Values and morals as standards of judgement Recent blog posts

Values and morals as standards of judgement

Values are perceived as epistemological standards of judgement by many approaches to action and practitioner research within the action researcher's knowledge of his/her practice being perceived as the account's unit of appraisal based on Polanyi's tacit knowledge.

 

This is a big problem for the methodological approach and epistemology that needs to be discussed and problematised


Amidst the mess in the Middle East I saw a sign the other day held and facebooked by one of those extremists – It said “Hating a Arabs is not racism – it is a value”  - “Hurting Arabs is a Value”

 

There is a tendency among educational action researchers and practitioner research to validate their account of their practice by using values as standards of judgement and a unit of appraisal that is based on  Polanyi’s embodied tacit knowledge and showing how their account of their practices and lives, including how they improve them, as practitioners and human beings follow their values and constructs and rationalizes and validates the account.

 

So the writer of these signs will produce an account of how he burns Arabs’ cars, places of worship, and most recently 16 years old  Arab youth in the name of the values of the biblical order of destroying Amalech as revenge for what it did during the stay in the desert, the “right of the chosen people over their Biblical  promised land” “an eye for an eye”, “Arabs as inferior to the chosen people of God, the Jewish people”

 

Accordingly, he is becoming a better Jew by hurting Arabs

 

He goes to his Yeshiva where he sits with his rabbis and peers and conduct peer validation with them when they are deciding that the account is an excellent and highly valuable and ethical account of a Jewish and Yeshiva boys and how all the accounts of  “liberal Jews” of their practices of working to contribute to peace and a dignifying co-existence in the region are immoral and of no value. 

 

They pick the “right” extracts from the Talmud and the Bible and HAZAL, the "wise Jews", Maimodic writings, Rashi, and some selected rabbis's arguments and books to show and validate their points, arguments and values and the validated/tested account.

 

The  same methodological, ontological and methodological questions, critiques and criticisms go

 

1. Why is this account of less value as my account of liberal and democratic practices in the same region?

2. What right do I have to dismiss this account and put their values as “values”?

3. Why am I not the “traitor” who according to the values and doctrine/ideology of the above account producer  deserves to die (by stoning or burning), like Rabin, for selling the assets and moral rights of the Jewish people?

4. Why are my values of a participative democracy of and for all in dignity, humanity, equality, wellbeing, empowerment and growth better and superior to the ones that guide the account above?

5. Who decides?

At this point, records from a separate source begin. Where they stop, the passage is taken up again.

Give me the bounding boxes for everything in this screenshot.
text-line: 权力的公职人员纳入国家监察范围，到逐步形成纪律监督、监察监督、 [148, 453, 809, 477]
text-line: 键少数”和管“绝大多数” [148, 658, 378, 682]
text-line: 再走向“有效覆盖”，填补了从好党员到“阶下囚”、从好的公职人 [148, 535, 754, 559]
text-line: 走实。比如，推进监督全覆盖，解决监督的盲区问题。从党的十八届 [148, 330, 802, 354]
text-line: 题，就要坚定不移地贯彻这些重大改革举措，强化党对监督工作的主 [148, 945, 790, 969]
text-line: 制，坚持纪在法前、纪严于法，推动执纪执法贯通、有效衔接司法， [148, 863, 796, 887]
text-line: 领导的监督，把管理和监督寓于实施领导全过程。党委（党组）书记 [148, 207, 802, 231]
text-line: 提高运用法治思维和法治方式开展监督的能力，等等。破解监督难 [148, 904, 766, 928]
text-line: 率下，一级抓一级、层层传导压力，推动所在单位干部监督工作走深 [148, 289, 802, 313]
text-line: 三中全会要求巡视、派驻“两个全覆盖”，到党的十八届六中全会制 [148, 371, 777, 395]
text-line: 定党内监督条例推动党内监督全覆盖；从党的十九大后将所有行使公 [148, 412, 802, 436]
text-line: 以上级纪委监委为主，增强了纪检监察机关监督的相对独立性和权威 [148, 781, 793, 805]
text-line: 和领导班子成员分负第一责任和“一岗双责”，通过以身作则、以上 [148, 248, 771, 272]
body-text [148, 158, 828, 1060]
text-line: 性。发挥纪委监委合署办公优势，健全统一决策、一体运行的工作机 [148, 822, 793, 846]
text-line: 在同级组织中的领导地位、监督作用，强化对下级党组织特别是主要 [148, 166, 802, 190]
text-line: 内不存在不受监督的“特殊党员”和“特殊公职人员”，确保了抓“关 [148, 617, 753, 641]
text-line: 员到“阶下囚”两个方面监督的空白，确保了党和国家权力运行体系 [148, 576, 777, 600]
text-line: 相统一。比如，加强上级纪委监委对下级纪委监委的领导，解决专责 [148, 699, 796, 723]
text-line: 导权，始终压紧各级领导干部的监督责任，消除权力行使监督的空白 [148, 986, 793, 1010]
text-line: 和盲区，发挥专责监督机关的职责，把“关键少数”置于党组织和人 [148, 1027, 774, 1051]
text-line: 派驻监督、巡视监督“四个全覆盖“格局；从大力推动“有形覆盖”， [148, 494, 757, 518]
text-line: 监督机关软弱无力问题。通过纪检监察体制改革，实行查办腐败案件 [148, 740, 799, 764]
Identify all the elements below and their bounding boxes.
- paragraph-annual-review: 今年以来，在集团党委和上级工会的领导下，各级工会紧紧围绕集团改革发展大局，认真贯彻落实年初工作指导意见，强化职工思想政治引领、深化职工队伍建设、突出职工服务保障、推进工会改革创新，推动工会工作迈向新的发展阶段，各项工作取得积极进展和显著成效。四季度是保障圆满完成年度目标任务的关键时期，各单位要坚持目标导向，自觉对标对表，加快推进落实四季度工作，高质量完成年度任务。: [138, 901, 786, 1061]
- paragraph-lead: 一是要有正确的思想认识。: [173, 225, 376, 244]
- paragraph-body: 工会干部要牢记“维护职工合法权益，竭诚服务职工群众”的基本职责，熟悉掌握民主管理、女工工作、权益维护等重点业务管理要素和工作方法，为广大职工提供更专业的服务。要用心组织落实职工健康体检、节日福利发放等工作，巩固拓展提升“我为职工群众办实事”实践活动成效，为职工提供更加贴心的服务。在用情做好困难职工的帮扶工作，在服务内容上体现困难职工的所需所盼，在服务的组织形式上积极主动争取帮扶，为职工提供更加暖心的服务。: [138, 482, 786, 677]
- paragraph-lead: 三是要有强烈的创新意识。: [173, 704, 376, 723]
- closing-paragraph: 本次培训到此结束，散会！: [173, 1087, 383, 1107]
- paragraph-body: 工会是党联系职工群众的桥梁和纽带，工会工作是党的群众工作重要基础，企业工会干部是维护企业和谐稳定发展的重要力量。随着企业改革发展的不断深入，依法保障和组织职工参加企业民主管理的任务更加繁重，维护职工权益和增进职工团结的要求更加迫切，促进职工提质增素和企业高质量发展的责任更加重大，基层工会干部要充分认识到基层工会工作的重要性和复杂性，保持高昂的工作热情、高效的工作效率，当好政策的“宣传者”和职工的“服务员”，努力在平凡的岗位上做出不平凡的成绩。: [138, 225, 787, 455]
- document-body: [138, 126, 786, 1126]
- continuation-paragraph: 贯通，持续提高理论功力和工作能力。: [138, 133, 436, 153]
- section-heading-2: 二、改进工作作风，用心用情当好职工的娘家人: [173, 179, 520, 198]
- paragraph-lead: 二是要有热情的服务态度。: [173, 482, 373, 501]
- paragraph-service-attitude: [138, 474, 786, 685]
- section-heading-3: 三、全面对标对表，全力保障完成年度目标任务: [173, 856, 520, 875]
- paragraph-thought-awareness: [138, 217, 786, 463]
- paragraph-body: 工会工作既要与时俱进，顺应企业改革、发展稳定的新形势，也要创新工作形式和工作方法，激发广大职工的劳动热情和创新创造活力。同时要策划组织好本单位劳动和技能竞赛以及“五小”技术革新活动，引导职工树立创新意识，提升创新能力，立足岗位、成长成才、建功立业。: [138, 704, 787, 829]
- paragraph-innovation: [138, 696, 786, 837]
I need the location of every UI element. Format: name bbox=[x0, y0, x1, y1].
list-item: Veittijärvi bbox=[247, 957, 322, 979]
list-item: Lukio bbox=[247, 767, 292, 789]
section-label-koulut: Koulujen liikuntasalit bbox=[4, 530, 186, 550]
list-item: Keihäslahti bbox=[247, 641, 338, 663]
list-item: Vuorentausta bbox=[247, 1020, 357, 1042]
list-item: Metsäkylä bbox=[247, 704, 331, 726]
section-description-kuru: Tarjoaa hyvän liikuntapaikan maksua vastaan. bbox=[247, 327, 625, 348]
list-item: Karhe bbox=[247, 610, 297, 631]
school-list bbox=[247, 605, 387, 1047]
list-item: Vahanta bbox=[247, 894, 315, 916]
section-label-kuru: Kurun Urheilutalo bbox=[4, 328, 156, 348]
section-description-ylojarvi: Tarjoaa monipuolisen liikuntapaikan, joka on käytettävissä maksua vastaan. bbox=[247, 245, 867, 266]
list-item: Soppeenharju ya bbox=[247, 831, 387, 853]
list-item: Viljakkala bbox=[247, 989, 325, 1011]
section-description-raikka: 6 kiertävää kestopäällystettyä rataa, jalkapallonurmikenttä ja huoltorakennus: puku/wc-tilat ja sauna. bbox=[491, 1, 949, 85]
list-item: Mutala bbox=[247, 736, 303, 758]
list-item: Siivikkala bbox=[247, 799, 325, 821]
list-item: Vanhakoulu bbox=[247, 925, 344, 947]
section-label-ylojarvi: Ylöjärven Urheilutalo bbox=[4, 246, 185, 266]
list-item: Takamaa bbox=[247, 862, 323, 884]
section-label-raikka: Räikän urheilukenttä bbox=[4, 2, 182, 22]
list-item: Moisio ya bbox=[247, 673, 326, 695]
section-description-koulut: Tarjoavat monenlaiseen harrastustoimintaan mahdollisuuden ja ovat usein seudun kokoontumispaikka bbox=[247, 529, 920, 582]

According to what criteria?

6. Is it just a question of cliques – Nationalist Yeshivas vs. liberal humanists, democracy vs. national orthodox

7. Who is the extremist?

8. Who is right?

9. Who is wrong?

10. Who is moral?

11.Why?> according to what?

 

The issue of History and moral progress –the bible is a text written thousands of years ago when child sacrifice was popular and legitimate (as the story of Isaac and Abraham tells us) – it was ethical THEN. 

 

Who interprets the scripture? Why are Rousseau, Voltaire, Dewey, Marx, Camus moral and valuable than Kahana, Goldstein, the biblical author, etc.